Here is your quick look at the most important shifts happening across the tech and AI landscape right now. We broke down the latest market moves, a critical security tool to check out, and a practical workflow to secure your internal AI agents.
1️⃣ Microsoft Copilot Cowork and OpenAI’s newest acquisition.
2️⃣ Promptfoo for automated security testing.
3️⃣ Securing internal Copilot-style agents.
4️⃣ The transition to managed AI infrastructure.
1️⃣ Microsoft Copilot Cowork and OpenAI’s newest acquisition.
Microsoft launches Copilot Cowork
Microsoft just rolled out Wave 3 of M365 Copilot, introducing a cloud-based AI agent that executes long-running, multi-step tasks across Outlook, Teams, SharePoint, and Excel. Interestingly, it uses Anthropic’s Claude as the reasoning engine. This update introduces Agent 365, a control plane to observe and secure all AI agents, packaged within a new E7 “Frontier Suite” at $99 per user per month. Third-party tools like Adobe and Figma can now plug in via MCP standards, transforming M365 into a massive, cross-vendor agent hub.
OpenAI acquires Promptfoo
OpenAI acquired Promptfoo to harden its enterprise agents. Promptfoo’s red-teaming, prompt-injection detection, and jailbreak testing will now sit natively inside OpenAI Frontier. More than 350,000 developers already use Promptfoo's tooling. By bringing this in-house, OpenAI is setting a new default standard for security testing in agent development.

2️⃣ Promptfoo for automated security testing.
Promptfoo
Promptfoo provides automated evaluation, red-teaming, and security testing for LLM applications and agents.
What it does: It runs automated tests for prompt injections, data leaks, tool misuse, and compliance via a simple CLI and API.
Who it serves: Developers, security professionals, and ML teams shipping AI apps who need systematic testing before pushing to production.
Why it matters right now: With OpenAI wiring Promptfoo directly into Frontier, this tool is becoming the gold standard for production-ready AI agents. Using it now aligns your internal practices with the future of enterprise platforms.

3️⃣ Securing internal Copilot-style agents.
Secure your internal AI agents before rollout
You can implement a robust security process for your AI agents today, whether you use Microsoft, OpenAI, or custom stacks.
Define the blast radius: Document exactly what data sources your agent can access (like code repos or CRM tickets). Explicitly list what it must never output, such as PII or financial secrets.
Integrate evaluation early: Add an evaluation tool like Promptfoo into your CI pipeline.

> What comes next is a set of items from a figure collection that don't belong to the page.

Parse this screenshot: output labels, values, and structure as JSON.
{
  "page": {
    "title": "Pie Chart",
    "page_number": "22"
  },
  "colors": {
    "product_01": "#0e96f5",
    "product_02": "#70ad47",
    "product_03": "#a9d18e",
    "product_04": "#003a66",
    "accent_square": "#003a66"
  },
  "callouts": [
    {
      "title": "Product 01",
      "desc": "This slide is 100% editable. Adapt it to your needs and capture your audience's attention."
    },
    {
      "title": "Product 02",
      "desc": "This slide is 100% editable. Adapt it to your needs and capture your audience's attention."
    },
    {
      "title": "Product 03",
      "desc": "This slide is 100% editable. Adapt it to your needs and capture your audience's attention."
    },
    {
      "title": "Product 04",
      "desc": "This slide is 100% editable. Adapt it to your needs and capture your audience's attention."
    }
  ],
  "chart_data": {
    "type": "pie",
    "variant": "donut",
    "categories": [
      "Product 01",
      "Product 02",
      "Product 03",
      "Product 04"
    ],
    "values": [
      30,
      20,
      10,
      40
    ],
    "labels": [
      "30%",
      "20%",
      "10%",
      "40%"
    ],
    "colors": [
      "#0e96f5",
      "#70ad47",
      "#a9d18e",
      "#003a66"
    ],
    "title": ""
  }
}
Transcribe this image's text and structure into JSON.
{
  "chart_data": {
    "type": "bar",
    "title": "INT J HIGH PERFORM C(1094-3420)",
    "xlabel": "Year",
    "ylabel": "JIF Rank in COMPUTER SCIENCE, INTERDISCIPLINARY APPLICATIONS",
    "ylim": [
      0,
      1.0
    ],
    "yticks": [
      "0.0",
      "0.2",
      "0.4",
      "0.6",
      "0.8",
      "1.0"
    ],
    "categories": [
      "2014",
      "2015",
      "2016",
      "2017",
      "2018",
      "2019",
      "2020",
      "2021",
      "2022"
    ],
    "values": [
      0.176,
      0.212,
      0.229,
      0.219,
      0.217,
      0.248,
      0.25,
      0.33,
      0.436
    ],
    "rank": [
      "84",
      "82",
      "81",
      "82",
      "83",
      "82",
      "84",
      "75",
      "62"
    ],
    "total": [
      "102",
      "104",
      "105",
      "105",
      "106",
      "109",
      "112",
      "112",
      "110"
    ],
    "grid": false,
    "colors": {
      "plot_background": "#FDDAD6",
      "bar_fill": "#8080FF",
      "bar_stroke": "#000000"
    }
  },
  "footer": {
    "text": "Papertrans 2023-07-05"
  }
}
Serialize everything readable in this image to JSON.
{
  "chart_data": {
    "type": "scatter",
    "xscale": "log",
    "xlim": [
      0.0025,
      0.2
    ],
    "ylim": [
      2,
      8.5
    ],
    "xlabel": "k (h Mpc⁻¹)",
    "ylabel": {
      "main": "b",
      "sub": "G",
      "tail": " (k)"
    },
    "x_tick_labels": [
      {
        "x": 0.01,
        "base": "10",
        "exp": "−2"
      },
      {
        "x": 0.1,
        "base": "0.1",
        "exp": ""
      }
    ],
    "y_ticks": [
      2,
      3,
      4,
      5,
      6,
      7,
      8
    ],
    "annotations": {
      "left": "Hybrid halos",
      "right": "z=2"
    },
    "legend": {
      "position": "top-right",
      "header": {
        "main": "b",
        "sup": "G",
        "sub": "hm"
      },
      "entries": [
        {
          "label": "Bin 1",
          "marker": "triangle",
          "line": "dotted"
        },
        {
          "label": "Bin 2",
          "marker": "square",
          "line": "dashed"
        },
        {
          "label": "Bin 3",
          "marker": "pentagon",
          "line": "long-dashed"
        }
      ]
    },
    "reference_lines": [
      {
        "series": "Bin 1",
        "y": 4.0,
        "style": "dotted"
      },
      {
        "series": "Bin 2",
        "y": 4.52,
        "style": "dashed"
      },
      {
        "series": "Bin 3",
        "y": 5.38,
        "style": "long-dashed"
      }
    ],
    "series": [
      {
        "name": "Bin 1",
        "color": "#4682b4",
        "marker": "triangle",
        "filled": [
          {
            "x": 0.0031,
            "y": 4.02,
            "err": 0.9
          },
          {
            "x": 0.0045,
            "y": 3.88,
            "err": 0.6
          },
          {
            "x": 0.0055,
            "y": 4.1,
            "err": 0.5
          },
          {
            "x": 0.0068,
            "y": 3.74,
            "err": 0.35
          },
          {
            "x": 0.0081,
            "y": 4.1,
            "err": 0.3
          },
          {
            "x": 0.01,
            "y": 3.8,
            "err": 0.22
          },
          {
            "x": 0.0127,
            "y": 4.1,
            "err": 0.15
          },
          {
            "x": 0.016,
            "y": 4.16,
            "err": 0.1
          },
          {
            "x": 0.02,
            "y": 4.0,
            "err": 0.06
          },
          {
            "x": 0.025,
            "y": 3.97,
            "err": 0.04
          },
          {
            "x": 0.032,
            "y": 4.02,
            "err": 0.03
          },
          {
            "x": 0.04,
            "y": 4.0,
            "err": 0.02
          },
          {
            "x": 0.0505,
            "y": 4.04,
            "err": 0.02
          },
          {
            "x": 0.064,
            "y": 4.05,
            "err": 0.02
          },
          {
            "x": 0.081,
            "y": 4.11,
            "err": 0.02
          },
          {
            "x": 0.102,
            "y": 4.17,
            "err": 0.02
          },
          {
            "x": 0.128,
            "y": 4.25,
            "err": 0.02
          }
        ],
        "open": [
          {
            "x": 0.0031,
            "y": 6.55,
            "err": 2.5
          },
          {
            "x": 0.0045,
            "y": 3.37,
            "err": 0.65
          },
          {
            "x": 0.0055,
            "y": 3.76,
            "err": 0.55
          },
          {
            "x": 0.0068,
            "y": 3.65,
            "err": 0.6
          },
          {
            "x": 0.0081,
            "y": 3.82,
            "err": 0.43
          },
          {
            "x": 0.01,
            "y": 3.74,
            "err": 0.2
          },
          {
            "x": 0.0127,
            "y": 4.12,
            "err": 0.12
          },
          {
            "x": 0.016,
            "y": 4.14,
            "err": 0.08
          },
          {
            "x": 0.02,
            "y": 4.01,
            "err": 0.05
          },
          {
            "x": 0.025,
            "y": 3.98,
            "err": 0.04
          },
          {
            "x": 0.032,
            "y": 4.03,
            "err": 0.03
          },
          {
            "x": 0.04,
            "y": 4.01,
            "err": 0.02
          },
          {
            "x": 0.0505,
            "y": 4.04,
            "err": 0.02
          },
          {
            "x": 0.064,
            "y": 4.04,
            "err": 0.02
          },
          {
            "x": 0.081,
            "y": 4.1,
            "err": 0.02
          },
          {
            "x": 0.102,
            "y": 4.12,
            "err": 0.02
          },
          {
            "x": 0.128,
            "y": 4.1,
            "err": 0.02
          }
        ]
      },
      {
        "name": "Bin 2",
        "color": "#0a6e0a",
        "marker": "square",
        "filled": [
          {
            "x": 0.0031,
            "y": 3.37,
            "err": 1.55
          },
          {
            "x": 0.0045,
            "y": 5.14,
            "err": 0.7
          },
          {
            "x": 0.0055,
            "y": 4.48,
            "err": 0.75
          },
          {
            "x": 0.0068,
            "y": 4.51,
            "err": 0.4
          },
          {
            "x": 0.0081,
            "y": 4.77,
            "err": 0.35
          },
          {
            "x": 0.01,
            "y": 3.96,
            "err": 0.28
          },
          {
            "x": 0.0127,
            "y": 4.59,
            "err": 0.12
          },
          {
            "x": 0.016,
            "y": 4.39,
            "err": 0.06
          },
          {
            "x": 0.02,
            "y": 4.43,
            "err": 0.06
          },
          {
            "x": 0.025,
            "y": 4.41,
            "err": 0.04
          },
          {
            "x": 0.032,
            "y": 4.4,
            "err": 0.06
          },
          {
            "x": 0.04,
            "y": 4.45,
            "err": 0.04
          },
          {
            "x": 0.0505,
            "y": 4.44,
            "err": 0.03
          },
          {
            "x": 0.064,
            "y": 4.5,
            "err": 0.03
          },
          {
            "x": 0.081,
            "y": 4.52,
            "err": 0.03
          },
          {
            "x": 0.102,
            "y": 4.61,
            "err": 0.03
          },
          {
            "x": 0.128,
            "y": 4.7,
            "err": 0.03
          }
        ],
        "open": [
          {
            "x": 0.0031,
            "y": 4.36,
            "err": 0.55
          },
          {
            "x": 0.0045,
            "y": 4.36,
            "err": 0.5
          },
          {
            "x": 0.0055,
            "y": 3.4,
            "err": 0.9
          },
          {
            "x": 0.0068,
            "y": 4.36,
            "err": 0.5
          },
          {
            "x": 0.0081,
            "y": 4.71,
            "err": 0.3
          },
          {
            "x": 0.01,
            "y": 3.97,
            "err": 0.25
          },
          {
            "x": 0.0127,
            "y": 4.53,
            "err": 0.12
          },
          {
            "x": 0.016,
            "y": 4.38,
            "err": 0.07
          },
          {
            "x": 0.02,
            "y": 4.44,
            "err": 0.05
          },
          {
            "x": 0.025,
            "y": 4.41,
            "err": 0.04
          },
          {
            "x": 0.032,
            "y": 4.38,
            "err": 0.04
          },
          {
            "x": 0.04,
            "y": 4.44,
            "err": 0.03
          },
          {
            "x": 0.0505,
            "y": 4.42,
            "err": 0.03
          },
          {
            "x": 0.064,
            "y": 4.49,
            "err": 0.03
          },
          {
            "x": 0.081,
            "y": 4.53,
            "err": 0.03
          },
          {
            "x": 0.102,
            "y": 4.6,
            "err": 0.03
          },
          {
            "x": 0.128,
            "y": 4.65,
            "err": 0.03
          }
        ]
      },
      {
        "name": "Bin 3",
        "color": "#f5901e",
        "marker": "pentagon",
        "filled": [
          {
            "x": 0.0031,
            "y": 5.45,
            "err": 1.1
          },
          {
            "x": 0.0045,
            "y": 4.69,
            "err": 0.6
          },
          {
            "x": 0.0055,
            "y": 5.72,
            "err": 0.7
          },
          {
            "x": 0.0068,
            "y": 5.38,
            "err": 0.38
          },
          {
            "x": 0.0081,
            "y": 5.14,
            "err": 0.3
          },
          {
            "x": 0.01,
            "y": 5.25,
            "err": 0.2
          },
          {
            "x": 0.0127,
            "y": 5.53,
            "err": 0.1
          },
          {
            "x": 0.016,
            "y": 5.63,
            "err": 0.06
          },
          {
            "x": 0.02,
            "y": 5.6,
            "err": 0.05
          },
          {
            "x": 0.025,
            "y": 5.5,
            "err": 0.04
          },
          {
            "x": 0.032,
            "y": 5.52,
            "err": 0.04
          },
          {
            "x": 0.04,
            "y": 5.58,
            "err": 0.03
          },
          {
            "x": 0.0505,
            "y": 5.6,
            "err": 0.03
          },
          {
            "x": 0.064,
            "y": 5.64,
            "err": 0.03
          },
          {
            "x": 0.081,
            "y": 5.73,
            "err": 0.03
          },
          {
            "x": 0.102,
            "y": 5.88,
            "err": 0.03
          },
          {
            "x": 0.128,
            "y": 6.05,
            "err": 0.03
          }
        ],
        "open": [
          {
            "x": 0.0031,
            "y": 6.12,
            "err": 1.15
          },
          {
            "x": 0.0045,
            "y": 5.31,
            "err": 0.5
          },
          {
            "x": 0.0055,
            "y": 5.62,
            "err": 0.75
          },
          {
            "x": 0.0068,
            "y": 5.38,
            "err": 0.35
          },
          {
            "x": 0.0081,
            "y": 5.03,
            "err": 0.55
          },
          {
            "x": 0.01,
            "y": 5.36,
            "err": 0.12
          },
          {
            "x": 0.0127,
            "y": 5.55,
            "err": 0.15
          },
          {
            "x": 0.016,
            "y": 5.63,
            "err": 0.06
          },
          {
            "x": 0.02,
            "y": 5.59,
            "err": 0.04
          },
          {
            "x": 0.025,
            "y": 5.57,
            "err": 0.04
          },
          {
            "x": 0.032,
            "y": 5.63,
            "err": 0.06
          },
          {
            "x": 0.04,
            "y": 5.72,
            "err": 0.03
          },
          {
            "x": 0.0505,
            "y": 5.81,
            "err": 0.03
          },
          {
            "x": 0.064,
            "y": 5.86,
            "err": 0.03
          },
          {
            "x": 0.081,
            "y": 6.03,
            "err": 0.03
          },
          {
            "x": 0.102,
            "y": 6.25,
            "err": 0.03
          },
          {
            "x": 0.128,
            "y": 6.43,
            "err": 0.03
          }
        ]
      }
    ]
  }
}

Set it to run red-team prompts automatically on every code change to catch jailbreak attempts and data exfiltration.
Gate your deployments: Configure your pipeline to block deployment automatically if evaluations cross your defined risk thresholds.
Route telemetry to governance: Export your evaluation reports and logs directly to your SIEM dashboard (like Splunk or Datadog) so your security team can monitor behavior over time. If you use Microsoft, map the agent into Agent 365.
Iterate with policy: Use recurring test failures to update your system prompts and technical controls. Adjust your tooling scopes and RAG filters before you scale the agent to more users.
4️⃣ The transition to managed AI infrastructure.
Agentic AI is officially moving out of the experimental phase and into managed infrastructure. Microsoft’s Agent 365 and OpenAI’s integration of Promptfoo show that AI agents will live securely inside existing productivity stacks, not as rogue side projects.
Procurement and security teams will soon expect built-in evaluation, red-teaming, and observability as basic requirements. Developers who learn to ship agents with CI-based testing and auditable behavior will sail through enterprise approvals much faster. For founders, building tools that pass these strict security policies by default is your new competitive advantage.